Gallimard publie une traduction d’Ariel, établie, présentée et annotée par Valérie Rouzeau. Dans le même temps les éditions Gallimard publient Poèmes, 1957-1994 de Ted Hughes, dans la traduction de Valérie Rouzeau et Jacques Darras.

La lune et le cyprès

Cette lumière est celle de l’esprit, froide et planétaire,
Et bleue. Les arbres de l’esprit sont noirs.
L’herbe murmure son humilité, dépose son fardeau de peine
Sur mes pieds comme si j’étais Dieu.
Une brume capiteuse s’est installée en ce lieu
Qu’une rangée de pierres tombales sépare de ma maison.
Je ne vois pas du tout où cela peut mener.

La lune n’offre aucune issue, c’est un visage morne
D’une blancheur d’os effroyable.
Elle traîne derrière elle l’océan comme un crime obscur ; elle est calme,
Trou béant de désespoir total. J’habite ici.
Deux fois tous les dimanches les cloches ébranlent le ciel −
Huit langues puissantes annoncent la Résurrection.
À la fin, seul vibre le son grave de leur renommée.

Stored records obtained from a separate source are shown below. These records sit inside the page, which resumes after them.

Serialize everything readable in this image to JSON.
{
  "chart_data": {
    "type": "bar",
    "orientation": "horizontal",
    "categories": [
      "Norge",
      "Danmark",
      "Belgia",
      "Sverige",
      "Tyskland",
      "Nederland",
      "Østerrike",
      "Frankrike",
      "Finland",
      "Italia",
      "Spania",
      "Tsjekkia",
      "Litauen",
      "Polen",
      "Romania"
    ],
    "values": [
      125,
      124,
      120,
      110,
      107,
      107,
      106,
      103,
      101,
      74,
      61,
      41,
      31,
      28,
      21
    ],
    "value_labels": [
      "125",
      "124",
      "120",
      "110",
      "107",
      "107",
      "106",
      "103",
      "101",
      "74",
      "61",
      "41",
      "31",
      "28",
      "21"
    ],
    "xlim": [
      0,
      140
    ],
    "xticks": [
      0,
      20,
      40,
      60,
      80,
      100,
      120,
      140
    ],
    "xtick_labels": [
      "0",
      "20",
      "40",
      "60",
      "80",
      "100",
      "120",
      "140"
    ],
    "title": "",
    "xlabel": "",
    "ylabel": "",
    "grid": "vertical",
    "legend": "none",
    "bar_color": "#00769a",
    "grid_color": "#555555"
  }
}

Le cyprès se dresse alors, gothique.
Aux yeux levés sur lui, il désigne la lune.
La lune est ma mère. Elle n’a pas la patience de Marie.
Son vêtement bleu laisse échapper chauves-souris et hiboux.
Je voudrais tellement pouvoir croire à la tendresse −
Au visage de cette effigie, adouci par la lueur des cierges,
Qui poserait sur moi son regard bienveillant.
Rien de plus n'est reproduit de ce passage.